Finish pork and assemble:

  • When the pork is done cooking remove the meat with a slotted spoon to a large bowl, fishing out and discarding the star anise pods. Mash the meat with a potato masher (a dinner fork would work also), leaving it on the chunky side. Skim the fat that has floated to the top of the liquid in the pot with a small ladle and discard. Crank the heat to high and reduce the liquid until you end up with about 1 cup, 7-8 minutes. Add enough of the liquid to make the meat saucy without being soupy. You may not use all the liquid. Set aside to cool.
  • When the dough has doubled in size, deposit it onto a floured countertop and knead for 3 minutes, adding small amounts of flour as needed to prevent sticking. Form the dough into a ball and divide in half. Roll one of the halves into a 6-inch log shape and cut into 6 equal pieces (46-47 grams each-a digital scale is helpful here.) Repeat with the other half of the dough. Cover the balls with a clean kitchen towel and rest 15 minutes.
  • Lightly grease a half-sheet pan with a little of the oil and have standing nearby. Roll out one of the balls with a rolling pin or small dowel to a circle 5-inches in diameter. Place a couple tablespoons of the pork mixture in the center of the circle then fold the edges up and over the filling. Pinch the pleats with your fingers then give it a little twist to seal, being mindful to remove as much air from the buns as possible. Place seam-side down on the prepared sheet pan. Repeat with the remaining dough balls, placing them 1/2-inch apart from each other. You should be able to fit all 12 balls. Cover with a clean kitchen towel and rest 30 minutes.
  • Crank your oven to 375℉ and place a rack in the middle position. Brush the buns with the egg wash and poke a few holes in the tops with a toothpick to allow steam to vent. Bake for 20 minutes.

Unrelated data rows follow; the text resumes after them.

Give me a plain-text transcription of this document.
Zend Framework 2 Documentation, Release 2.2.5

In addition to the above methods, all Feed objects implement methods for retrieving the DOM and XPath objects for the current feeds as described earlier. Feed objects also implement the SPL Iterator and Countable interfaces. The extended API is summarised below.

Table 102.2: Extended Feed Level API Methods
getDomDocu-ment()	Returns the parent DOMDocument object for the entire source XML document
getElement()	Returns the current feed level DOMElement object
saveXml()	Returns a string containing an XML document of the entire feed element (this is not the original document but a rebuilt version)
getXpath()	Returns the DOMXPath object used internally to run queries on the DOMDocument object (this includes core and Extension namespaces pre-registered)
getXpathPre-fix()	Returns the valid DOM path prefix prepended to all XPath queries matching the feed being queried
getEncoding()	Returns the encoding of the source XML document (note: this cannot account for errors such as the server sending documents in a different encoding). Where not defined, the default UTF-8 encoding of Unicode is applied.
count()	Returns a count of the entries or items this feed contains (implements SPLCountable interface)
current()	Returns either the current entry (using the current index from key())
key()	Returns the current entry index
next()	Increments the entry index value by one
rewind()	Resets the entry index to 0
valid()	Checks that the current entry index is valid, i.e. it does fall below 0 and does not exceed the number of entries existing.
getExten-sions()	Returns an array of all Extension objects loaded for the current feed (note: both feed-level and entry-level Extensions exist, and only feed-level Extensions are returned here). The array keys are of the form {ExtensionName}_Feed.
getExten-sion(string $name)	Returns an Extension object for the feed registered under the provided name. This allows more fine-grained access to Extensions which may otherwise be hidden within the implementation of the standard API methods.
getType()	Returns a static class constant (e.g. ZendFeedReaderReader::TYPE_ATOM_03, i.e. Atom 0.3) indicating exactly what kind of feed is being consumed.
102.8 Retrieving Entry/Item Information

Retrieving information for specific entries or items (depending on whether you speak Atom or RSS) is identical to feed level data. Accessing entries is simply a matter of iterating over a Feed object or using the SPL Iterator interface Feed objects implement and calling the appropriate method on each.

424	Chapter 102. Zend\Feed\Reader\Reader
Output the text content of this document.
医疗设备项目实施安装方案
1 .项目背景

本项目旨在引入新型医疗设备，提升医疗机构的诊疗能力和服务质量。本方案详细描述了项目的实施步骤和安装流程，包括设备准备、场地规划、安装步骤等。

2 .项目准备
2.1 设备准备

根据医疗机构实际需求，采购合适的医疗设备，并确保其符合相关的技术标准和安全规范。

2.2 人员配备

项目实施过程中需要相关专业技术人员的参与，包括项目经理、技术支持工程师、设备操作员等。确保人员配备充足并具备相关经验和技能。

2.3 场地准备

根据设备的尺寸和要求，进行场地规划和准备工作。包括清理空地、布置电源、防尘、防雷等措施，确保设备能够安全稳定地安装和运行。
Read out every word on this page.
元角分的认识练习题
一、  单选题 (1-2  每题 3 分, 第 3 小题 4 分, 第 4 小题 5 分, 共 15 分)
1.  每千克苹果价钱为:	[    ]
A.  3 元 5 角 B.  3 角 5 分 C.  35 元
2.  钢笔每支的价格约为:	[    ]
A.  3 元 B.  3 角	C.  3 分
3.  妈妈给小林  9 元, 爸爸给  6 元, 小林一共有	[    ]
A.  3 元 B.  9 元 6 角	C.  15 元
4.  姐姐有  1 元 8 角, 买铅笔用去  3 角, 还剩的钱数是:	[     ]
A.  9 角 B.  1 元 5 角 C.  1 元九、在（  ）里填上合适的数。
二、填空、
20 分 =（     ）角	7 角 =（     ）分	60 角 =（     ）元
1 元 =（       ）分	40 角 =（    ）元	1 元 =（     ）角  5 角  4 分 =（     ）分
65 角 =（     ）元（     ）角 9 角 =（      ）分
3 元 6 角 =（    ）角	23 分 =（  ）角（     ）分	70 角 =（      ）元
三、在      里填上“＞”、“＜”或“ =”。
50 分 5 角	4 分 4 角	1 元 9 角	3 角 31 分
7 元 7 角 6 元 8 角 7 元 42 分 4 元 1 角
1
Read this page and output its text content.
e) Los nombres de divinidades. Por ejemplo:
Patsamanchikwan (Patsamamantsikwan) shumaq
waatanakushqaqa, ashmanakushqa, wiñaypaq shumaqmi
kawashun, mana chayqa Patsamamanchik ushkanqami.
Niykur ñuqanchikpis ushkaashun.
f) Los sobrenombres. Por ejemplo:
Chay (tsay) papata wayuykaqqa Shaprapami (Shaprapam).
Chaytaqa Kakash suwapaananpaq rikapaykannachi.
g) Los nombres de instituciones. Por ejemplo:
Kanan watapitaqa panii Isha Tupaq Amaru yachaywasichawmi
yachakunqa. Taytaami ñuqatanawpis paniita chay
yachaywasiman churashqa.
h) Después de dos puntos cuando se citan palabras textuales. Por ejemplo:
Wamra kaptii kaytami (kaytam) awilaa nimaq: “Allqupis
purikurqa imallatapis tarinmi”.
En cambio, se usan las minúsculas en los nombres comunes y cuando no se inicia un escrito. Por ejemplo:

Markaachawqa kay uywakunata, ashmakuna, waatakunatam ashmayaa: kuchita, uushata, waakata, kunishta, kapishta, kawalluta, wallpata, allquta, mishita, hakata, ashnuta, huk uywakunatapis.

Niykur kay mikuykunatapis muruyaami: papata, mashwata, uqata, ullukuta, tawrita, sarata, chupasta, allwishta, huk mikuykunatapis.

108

  • Remove the buns from the oven and cool for 15 minutes before consuming.
Store leftover buns in the fridge for up to 1 week, or in the freezer for up to 2 months.
To reheat, wrap individually in aluminum foil and bake in a toaster oven or conventional oven preheated to 350 F for 20-25 minutes from the fridge or 45-50 minutes from the freezer.